When mutuality is imbalanced, relational intimacy is elusive.

My thoughts and comments today are about “real relationships.”

Success in life involves establishing mutually beneficial relationships. There will be associations that a person may seek out of their own sense of need or from their willingness to sacrifice to meet another’s need. But the relationships that endure and grow are those that become mutually beneficial – something is given and something is received. Marriage may be the best illustration of this principle. Marriage will be neither satisfactory not successful unless both partners are giving generously and receiving gratefully. When mutuality is imbalanced, relational intimacy is elusive. In a measure, that principle is true in friendships, families, and work relationships as well.

But there is a vast difference between community and being in a crowd. Have you ever wondered why we are drawn to where the crowd is? A crowd can be a lonely place when you are a stranger there. People pack the same venues, sporting events, restaurants, and churches, looking for a place where they are not alone, looking for closeness that is never found in the crowd. The satisfaction and belonging you seek cannot be found in a crowd but is found in fellowship with God and in the surrounding company of Godly community.

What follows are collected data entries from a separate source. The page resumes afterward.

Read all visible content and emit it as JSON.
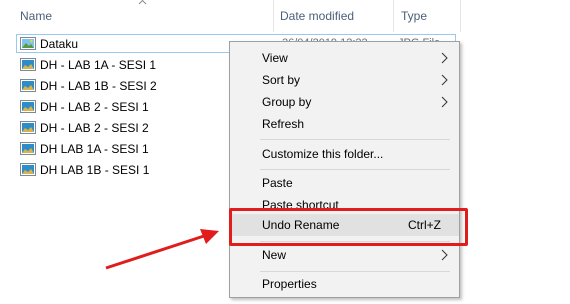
{
  "columns": {
    "name": "Name",
    "date_modified": "Date modified",
    "type": "Type"
  },
  "files": [
    {
      "name": "Dataku",
      "date": "26/04/2019 12:22",
      "type": "JPG File",
      "selected": true
    },
    {
      "name": "DH - LAB 1A - SESI 1"
    },
    {
      "name": "DH - LAB 1B - SESI 2"
    },
    {
      "name": "DH - LAB 2 - SESI 1"
    },
    {
      "name": "DH - LAB 2 - SESI 2"
    },
    {
      "name": "DH LAB 1A - SESI 1"
    },
    {
      "name": "DH LAB 1B - SESI 1"
    }
  ],
  "context_menu": {
    "view": "View",
    "sort_by": "Sort by",
    "group_by": "Group by",
    "refresh": "Refresh",
    "customize": "Customize this folder...",
    "paste": "Paste",
    "paste_shortcut": "Paste shortcut",
    "undo_rename": "Undo Rename",
    "undo_shortcut": "Ctrl+Z",
    "new": "New",
    "properties": "Properties"
  },
  "colors": {
    "highlight_box": "#e01c1c",
    "menu_bg": "#f2f2f2",
    "hover_bg": "#e1e1e1",
    "header_text": "#4c607a"
  }
}
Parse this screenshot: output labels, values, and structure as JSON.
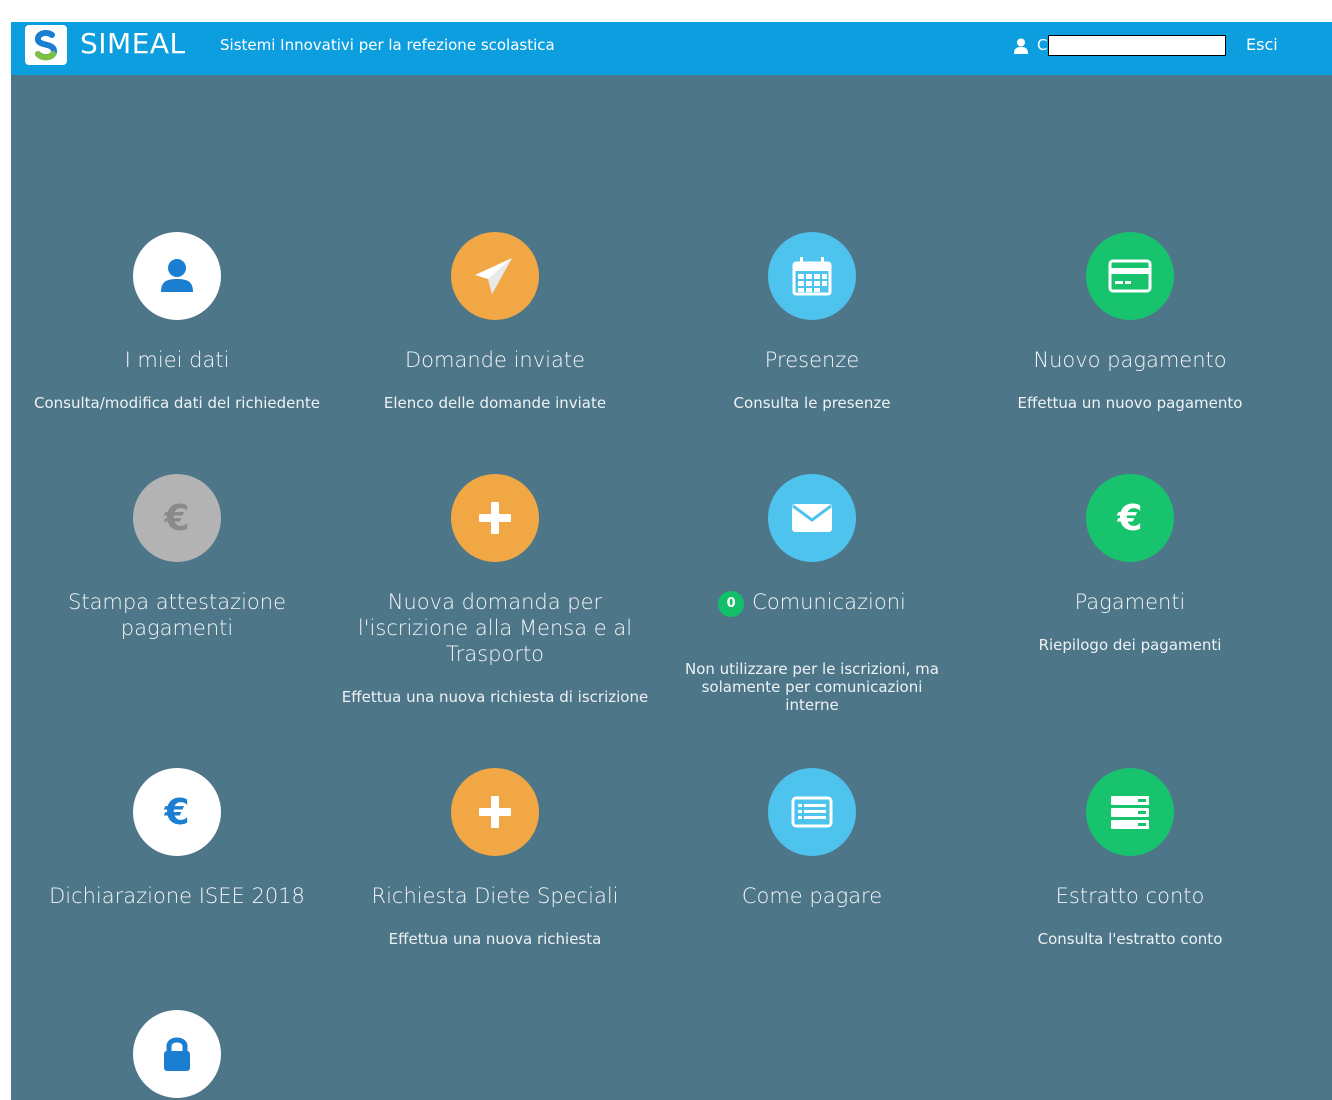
{
  "header": {
    "brand": "SIMEAL",
    "tagline": "Sistemi Innovativi per la refezione scolastica",
    "user_initial": "C",
    "logout_label": "Esci"
  },
  "colors": {
    "header": "#0d9ee0",
    "background": "#4e7689",
    "orange": "#f0a744",
    "light_blue": "#4dc3ee",
    "green": "#17c36d",
    "grey": "#b3b3b3",
    "blue_icon": "#1a7fd0"
  },
  "tiles": [
    {
      "title": "I miei dati",
      "description": "Consulta/modifica dati del richiedente",
      "icon": "user-icon"
    },
    {
      "title": "Domande inviate",
      "description": "Elenco delle domande inviate",
      "icon": "paper-plane-icon"
    },
    {
      "title": "Presenze",
      "description": "Consulta le presenze",
      "icon": "calendar-icon"
    },
    {
      "title": "Nuovo pagamento",
      "description": "Effettua un nuovo pagamento",
      "icon": "credit-card-icon"
    },
    {
      "title": "Stampa attestazione pagamenti",
      "description": "",
      "icon": "euro-icon"
    },
    {
      "title": "Nuova domanda per l'iscrizione alla Mensa e al Trasporto",
      "description": "Effettua una nuova richiesta di iscrizione",
      "icon": "plus-icon"
    },
    {
      "title": "Comunicazioni",
      "badge": "0",
      "description": "Non utilizzare per le iscrizioni, ma solamente per comunicazioni interne",
      "icon": "envelope-icon"
    },
    {
      "title": "Pagamenti",
      "description": "Riepilogo dei pagamenti",
      "icon": "euro-icon"
    },
    {
      "title": "Dichiarazione ISEE 2018",
      "description": "",
      "icon": "euro-icon"
    },
    {
      "title": "Richiesta Diete Speciali",
      "description": "Effettua una nuova richiesta",
      "icon": "plus-icon"
    },
    {
      "title": "Come pagare",
      "description": "",
      "icon": "list-card-icon"
    },
    {
      "title": "Estratto conto",
      "description": "Consulta l'estratto conto",
      "icon": "server-icon"
    },
    {
      "title": "",
      "description": "",
      "icon": "lock-icon"
    }
  ]
}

You were created for community; by God’s design, meaningful community is the setting in which people thrive.

Soon after creation of Adam and as incentive to create Eve, Adam’s helpmate, God declared a truth that is repeated again and again in Scripture, “It is not good that man should be alone.” Genesis 2:18 NKJV. After everything that God created and pronounced, “very good,” God stated clearly that Adam’s relational aloneness was “not good.” Adam had perfect surroundings, safety and security, ample provision, and meaningful responsibilities – literally everything a person could want or need, except for the lack of companionship.

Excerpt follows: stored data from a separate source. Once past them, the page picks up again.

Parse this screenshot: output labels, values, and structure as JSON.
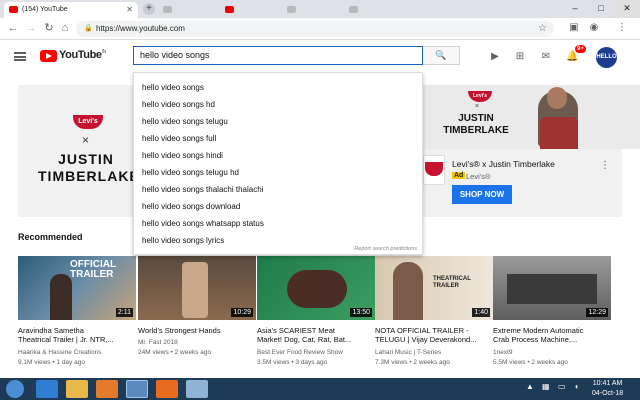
{
  "browser": {
    "tabs": [
      {
        "label": "(154) YouTube",
        "active": true
      },
      {
        "label": "",
        "active": false
      },
      {
        "label": "",
        "active": false
      },
      {
        "label": "",
        "active": false
      },
      {
        "label": "",
        "active": false
      }
    ],
    "address": "https://www.youtube.com",
    "window_controls": {
      "min": "–",
      "max": "□",
      "close": "✕"
    }
  },
  "youtube": {
    "logo_text": "YouTube",
    "logo_region": "IN",
    "search_value": "hello video songs",
    "notification_count": "9+",
    "avatar_label": "HELLO"
  },
  "suggestions": {
    "items": [
      "hello video songs",
      "hello video songs hd",
      "hello video songs telugu",
      "hello video songs full",
      "hello video songs hindi",
      "hello video songs telugu hd",
      "hello video songs thalachi thalachi",
      "hello video songs download",
      "hello video songs whatsapp status",
      "hello video songs lyrics"
    ],
    "report_text": "Report search predictions"
  },
  "banner": {
    "brand": "Levi's",
    "times": "×",
    "artist_line1": "JUSTIN",
    "artist_line2": "TIMBERLAKE",
    "ad_title": "Levi's® x Justin Timberlake",
    "ad_badge": "Ad",
    "ad_sub": "Levi's®",
    "shop_button": "SHOP NOW",
    "more": "⋮"
  },
  "recommended": {
    "heading": "Recommended",
    "videos": [
      {
        "duration": "2:11",
        "title_line1": "Aravindha Sametha",
        "title_line2": "Theatrical Trailer | Jr. NTR,...",
        "channel": "Haarika & Hassine Creations",
        "meta": "9.1M views • 1 day ago",
        "overlay": "OFFICIAL TRAILER"
      },
      {
        "duration": "10:29",
        "title_line1": "World's Strongest Hands",
        "title_line2": "",
        "channel": "Mr. Fast 2018",
        "meta": "24M views • 2 weeks ago",
        "overlay": ""
      },
      {
        "duration": "13:50",
        "title_line1": "Asia's SCARIEST Meat",
        "title_line2": "Market! Dog, Cat, Rat, Bat...",
        "channel": "Best Ever Food Review Show",
        "meta": "3.5M views • 3 days ago",
        "overlay": ""
      },
      {
        "duration": "1:40",
        "title_line1": "NOTA OFFICIAL TRAILER -",
        "title_line2": "TELUGU | Vijay Deverakond...",
        "channel": "Lahari Music | T-Series",
        "meta": "7.3M views • 2 weeks ago",
        "overlay": "THEATRICAL TRAILER"
      },
      {
        "duration": "12:29",
        "title_line1": "Extreme Modern Automatic",
        "title_line2": "Crab Process Machine,...",
        "channel": "1next9",
        "meta": "5.5M views • 2 weeks ago",
        "overlay": ""
      }
    ]
  },
  "taskbar": {
    "time": "10:41 AM",
    "date": "04-Oct-18"
  }
}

The Psalmist understood the same truth when he observed, “God sets the solitary in families.” Psalm 68:6 NKJV. Solomon stated mutual benefits unequivocally, “Two are better than one . . [one] who is alone . . has no one to help him.” Read Ecclesiastes 4:9-12 NKJV. And of course, the New Testament is replete with direction about “one another” “love one another, serve one another, forgive one another, comfort one another, edify one another, hospitable to one another, submitting to one another, devoted to one another,” and many, many other such practical expressions of life in community. Salvation is to restore mutual and beneficial relationship with God first, and then with others. See 2 Corinthians 5:17-21 NLT.

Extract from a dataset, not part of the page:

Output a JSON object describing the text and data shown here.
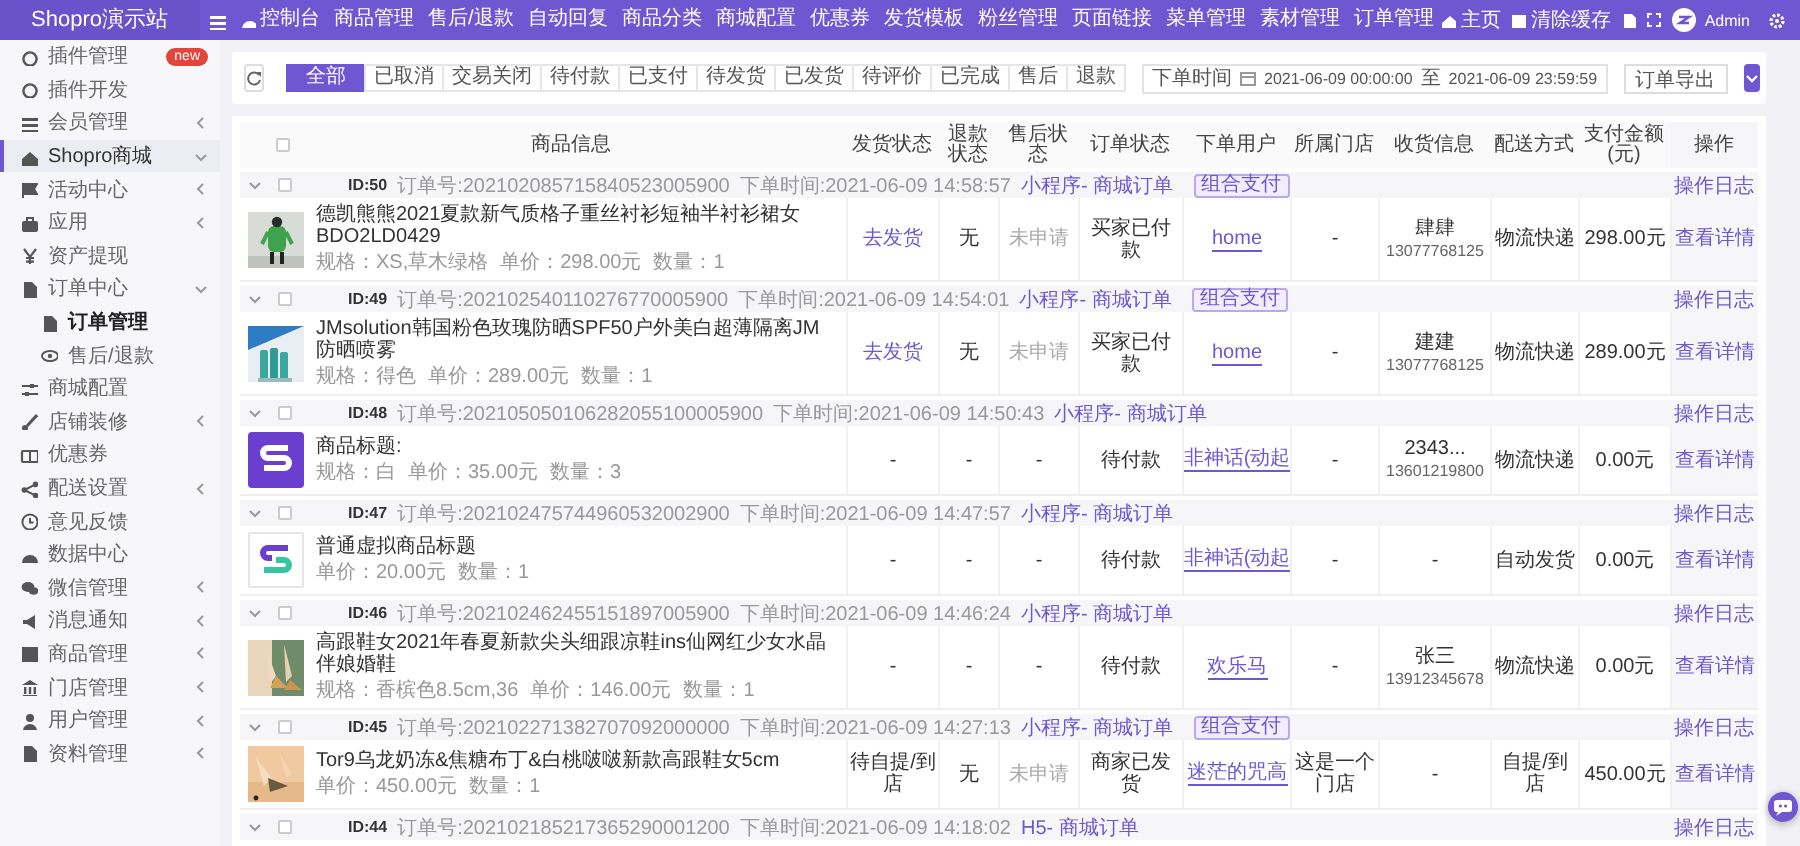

Friendship is a valuable thing, a design of God Himself for the fullest realization of what He made each person to be and do. My shortcomings and under-achievements are my own doing, not the fault of others. The longer I have lived the more I realize the preponderance of credit goes to others for whatever good I have done and whatever good I have become. At the heart of every meaningful and mutually beneficial relationship, you find the fingerprints of God. When you are ready to be that kind of friend, God makes the proper introductions to have that kind of friends.

My prayer for you today is that you become the friend you wish others to be for you.